RAFT-MSF: Self-Supervised Monocular Scene Flow using Recurrent Optimizer
This addresses the challenge of scene flow estimation for robotics and autonomous systems where labeled data is scarce, though it is incremental as it builds on existing models like RAFT.
The paper tackles the problem of learning scene flow from a monocular camera without labeled data, achieving state-of-the-art accuracy among self-supervised methods with a 34.2% improvement and outperforming semi-supervised methods with 228 times faster runtime.
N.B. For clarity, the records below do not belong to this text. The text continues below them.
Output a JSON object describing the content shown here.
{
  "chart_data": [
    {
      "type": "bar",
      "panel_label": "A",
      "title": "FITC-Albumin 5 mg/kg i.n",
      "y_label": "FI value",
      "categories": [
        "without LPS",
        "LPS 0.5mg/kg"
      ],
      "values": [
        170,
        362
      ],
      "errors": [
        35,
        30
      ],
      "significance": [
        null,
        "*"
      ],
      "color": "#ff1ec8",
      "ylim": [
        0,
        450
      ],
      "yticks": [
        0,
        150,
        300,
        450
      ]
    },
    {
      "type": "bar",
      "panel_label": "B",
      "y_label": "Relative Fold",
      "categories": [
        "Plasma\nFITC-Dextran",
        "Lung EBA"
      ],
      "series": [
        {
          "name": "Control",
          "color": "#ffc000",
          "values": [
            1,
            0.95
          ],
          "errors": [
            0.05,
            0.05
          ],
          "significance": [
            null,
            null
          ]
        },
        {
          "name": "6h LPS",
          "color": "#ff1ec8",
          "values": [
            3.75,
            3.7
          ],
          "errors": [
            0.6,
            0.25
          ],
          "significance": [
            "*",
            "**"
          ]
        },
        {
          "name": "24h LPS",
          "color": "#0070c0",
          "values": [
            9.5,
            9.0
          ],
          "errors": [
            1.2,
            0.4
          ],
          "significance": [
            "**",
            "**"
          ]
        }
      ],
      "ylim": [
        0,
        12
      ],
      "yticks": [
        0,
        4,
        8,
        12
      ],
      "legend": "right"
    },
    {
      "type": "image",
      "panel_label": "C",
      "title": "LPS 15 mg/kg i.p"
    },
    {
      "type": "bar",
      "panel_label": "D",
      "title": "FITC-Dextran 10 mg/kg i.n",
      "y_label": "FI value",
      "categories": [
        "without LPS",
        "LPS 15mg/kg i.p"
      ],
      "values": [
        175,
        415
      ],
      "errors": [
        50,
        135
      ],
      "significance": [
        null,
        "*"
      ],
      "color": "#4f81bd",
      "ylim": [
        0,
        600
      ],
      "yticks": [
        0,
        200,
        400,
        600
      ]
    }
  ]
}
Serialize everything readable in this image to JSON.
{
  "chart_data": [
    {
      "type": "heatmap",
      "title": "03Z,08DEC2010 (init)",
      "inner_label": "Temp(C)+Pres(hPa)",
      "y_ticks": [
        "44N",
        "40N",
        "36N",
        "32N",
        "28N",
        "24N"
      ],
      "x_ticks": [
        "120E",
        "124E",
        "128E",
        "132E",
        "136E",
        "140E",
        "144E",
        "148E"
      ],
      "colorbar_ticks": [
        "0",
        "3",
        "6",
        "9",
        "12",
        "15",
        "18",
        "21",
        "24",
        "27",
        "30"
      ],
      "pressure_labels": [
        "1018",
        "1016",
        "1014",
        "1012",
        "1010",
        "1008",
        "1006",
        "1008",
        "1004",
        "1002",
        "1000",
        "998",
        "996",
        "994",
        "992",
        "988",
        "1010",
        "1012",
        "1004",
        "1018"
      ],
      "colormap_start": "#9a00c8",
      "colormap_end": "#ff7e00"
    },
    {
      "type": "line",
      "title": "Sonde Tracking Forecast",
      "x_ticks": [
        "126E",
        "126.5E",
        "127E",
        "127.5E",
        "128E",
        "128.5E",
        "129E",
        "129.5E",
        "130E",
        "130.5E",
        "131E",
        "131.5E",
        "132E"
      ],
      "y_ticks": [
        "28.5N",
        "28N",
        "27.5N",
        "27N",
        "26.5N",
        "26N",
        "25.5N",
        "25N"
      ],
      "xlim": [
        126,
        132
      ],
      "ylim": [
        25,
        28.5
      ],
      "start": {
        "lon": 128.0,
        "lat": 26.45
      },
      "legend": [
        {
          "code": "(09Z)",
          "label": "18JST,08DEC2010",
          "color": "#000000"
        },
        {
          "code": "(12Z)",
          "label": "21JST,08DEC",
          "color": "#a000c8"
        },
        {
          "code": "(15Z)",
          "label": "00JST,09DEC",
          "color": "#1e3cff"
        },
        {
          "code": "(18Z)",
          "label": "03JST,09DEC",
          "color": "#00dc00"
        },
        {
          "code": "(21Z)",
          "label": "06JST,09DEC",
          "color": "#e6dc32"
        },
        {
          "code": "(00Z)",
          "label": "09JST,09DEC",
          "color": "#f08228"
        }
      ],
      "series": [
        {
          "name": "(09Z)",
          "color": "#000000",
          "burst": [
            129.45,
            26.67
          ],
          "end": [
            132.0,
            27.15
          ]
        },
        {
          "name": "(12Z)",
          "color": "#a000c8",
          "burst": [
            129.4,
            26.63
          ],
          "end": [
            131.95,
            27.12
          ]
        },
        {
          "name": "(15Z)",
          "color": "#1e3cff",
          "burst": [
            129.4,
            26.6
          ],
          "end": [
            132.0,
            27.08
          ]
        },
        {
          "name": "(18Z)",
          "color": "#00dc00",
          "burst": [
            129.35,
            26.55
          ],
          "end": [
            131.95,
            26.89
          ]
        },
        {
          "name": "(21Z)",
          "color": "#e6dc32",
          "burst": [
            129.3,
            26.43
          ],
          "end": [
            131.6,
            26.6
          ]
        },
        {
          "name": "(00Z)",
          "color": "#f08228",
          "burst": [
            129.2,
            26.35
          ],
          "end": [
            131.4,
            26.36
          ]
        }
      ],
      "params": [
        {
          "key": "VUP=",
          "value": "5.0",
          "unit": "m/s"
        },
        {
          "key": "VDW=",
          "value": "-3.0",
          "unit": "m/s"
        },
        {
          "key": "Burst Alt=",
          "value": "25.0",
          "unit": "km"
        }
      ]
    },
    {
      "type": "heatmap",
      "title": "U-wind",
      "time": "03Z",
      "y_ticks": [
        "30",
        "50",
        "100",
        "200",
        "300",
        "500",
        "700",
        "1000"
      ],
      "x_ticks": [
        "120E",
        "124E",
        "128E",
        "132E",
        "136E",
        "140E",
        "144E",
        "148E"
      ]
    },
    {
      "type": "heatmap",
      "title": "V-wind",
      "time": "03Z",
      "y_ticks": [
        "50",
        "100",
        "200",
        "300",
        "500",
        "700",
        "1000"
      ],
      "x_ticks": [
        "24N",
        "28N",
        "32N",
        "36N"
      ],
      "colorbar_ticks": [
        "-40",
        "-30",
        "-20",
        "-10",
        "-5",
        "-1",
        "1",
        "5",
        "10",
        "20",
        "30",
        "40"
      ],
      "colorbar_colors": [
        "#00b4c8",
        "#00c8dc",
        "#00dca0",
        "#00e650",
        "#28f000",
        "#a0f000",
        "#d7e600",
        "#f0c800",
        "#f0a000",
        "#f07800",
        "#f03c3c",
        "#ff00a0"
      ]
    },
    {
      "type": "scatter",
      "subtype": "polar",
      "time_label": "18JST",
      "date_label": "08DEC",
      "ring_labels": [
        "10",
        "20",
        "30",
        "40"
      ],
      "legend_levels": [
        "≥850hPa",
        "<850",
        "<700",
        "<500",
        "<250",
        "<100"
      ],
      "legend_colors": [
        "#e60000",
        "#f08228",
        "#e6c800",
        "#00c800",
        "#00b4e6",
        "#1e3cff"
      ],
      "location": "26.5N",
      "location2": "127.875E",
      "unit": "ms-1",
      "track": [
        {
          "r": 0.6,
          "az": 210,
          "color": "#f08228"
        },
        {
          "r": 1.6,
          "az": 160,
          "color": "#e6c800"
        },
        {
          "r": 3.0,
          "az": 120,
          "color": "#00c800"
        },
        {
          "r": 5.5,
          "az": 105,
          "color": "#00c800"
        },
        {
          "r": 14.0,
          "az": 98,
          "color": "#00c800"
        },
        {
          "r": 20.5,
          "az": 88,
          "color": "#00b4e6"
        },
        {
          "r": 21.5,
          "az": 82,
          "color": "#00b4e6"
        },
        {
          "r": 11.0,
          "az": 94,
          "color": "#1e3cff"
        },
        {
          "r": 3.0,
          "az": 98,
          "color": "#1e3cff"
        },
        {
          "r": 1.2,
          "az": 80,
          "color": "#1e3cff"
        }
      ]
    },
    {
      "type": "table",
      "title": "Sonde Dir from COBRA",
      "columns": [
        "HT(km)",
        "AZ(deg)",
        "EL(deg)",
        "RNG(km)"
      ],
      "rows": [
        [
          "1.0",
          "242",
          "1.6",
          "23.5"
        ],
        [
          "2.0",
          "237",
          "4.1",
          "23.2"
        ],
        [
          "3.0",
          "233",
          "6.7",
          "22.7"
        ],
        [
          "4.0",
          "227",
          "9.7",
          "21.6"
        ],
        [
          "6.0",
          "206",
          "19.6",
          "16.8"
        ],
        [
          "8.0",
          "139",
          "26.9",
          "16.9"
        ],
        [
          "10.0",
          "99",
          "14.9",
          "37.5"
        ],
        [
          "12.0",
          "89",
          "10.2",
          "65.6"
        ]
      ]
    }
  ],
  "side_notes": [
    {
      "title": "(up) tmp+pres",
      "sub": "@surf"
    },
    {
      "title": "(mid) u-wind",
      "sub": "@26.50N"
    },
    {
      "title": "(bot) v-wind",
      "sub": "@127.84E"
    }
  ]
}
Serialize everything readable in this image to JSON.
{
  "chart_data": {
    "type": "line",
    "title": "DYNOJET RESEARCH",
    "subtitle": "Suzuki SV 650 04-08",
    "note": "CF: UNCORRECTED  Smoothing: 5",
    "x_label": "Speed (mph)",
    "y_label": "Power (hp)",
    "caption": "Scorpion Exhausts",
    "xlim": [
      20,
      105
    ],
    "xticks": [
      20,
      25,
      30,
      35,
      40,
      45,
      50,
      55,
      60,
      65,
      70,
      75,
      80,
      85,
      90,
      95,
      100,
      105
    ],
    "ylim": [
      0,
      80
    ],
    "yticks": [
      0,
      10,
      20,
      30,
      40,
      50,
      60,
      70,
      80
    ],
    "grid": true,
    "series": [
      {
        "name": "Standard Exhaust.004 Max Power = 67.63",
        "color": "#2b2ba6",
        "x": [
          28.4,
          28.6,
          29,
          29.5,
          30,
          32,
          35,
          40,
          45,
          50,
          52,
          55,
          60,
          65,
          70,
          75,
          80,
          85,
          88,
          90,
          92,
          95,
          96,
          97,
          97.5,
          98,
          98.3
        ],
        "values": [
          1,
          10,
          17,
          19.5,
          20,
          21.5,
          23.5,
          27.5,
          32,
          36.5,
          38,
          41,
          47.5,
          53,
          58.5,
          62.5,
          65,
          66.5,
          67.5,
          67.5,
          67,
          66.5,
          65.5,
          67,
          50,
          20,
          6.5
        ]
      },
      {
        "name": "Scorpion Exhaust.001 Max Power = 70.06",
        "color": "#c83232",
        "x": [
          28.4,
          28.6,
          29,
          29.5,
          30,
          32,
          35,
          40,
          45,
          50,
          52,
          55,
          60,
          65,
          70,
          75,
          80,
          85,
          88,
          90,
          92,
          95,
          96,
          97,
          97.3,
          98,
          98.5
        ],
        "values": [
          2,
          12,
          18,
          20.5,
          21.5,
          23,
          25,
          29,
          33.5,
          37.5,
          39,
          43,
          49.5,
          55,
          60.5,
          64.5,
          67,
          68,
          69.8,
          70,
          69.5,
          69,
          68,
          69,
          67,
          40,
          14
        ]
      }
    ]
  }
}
Learning scene flow from a monocular camera still remains a challenging task due to its ill-posedness as well as lack of annotated data. Self-supervised methods demonstrate learning scene flow estimation from unlabeled data, yet their accuracy lags behind (semi-)supervised methods. In this paper, we introduce a self-supervised monocular scene flow method that substantially improves the accuracy over the previous approaches. Based on RAFT, a state-of-the-art optical flow model, we design a new decoder to iteratively update 3D motion fields and disparity maps simultaneously. Furthermore, we propose an enhanced upsampling layer and a disparity initialization technique, which overall further improves accuracy up to 7.2%. Our method achieves state-of-the-art accuracy among all self-supervised monocular scene flow methods, improving accuracy by 34.2%. Our fine-tuned model outperforms the best previous semi-supervised method with 228 times faster runtime. Code will be publicly available.